Douglas Coupland's 2021 short story collection (60!) is a hoot to read. In many ways its structure is reminiscent of Quentin Tarantino's 1994 now-classic movie Pulp Fiction, in that many of the stories touch onto each other, mcguffins and characters get swapped around like so many DNA sequences between interacting bacteria, and unexpected turns ensue. Also, like all of Tarantino's movies, this book is not one for the easily offended. (Don't give out copies to family unless you're pretty sure it'll be cool.) Unlike Tarantino's movies it's not all slam-bang blood-soaked crime noir, but more of semi-everyday lives gone wrong, or at least very weird.
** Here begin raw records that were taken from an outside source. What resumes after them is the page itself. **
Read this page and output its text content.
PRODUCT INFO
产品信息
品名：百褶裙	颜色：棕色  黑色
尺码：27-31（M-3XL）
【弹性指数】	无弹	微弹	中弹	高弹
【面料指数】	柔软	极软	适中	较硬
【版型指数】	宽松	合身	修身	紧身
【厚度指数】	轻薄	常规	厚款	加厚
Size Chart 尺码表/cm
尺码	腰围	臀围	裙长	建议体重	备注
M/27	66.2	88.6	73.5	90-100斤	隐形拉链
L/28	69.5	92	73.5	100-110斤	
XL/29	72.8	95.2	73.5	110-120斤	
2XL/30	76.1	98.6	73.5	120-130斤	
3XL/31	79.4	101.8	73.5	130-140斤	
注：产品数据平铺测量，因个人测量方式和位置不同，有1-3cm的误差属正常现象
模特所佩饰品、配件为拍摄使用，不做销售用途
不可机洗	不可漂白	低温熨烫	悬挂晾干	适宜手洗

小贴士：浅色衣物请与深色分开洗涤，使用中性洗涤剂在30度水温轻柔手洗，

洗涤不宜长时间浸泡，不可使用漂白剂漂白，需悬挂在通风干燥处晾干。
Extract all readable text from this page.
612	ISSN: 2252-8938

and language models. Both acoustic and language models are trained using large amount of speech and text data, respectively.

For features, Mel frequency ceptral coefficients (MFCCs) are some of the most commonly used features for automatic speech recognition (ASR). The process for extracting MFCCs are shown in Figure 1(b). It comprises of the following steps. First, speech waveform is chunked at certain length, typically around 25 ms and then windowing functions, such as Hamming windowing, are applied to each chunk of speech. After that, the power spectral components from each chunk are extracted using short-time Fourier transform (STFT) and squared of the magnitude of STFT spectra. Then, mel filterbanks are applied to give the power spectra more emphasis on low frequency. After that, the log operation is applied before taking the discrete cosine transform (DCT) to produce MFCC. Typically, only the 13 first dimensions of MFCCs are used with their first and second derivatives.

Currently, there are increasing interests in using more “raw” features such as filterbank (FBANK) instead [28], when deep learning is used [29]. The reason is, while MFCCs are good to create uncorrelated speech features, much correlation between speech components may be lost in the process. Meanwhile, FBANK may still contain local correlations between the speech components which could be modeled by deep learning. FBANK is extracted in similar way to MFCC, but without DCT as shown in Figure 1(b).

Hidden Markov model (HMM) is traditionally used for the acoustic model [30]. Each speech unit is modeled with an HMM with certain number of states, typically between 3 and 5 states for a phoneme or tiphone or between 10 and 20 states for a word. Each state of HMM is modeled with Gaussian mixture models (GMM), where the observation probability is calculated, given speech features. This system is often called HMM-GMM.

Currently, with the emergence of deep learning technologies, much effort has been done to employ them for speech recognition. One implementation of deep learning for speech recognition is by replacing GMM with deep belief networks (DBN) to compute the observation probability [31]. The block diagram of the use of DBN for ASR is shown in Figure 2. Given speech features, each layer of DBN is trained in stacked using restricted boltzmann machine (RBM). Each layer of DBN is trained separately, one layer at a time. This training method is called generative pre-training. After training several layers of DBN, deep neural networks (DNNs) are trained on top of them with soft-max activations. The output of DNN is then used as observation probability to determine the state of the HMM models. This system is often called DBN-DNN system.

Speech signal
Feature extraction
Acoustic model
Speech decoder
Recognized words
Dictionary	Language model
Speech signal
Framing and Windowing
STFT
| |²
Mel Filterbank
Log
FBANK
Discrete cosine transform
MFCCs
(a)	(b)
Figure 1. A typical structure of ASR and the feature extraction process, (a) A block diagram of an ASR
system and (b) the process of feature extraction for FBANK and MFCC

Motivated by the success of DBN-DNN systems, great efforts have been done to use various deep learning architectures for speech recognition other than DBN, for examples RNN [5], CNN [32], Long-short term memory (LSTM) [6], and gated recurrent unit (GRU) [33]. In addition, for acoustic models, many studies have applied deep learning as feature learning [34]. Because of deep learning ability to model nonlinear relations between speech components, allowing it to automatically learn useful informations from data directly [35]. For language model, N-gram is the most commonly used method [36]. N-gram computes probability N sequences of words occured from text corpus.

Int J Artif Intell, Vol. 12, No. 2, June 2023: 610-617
Reading through the above, it doesn't say what sort of things this book is about. How about a guy begging for spare change outside a liquor store on a rainy night; what's his real backstory? And then, how do a few simple acts of kindness from a passing liquor store customer change things? (Don't worry, this isn't Dickens.) How to give away Starbucks gift cards, creatively, and yet in a high school-appropriate manner? Why does a seemingly normal wife-and-mom suddenly go vegan, and what are the downstream consequences? Because there's always a downstream and there are always consequences. And on it goes.
Anyway, it's not so much an engrossing read as an unputdownable bag of potato chips, and yes that's the reason for the book's title. If there are any take-aways, they'd be somewhere between "There but for the grace of God go I" and "OK, I can totally see that weird shit happening to – or possibly because of – my friends and me." And remember, there are always downstream consequences, both good and bad, that may not be immediately evident. Just ask RFK jr. It could happen to you.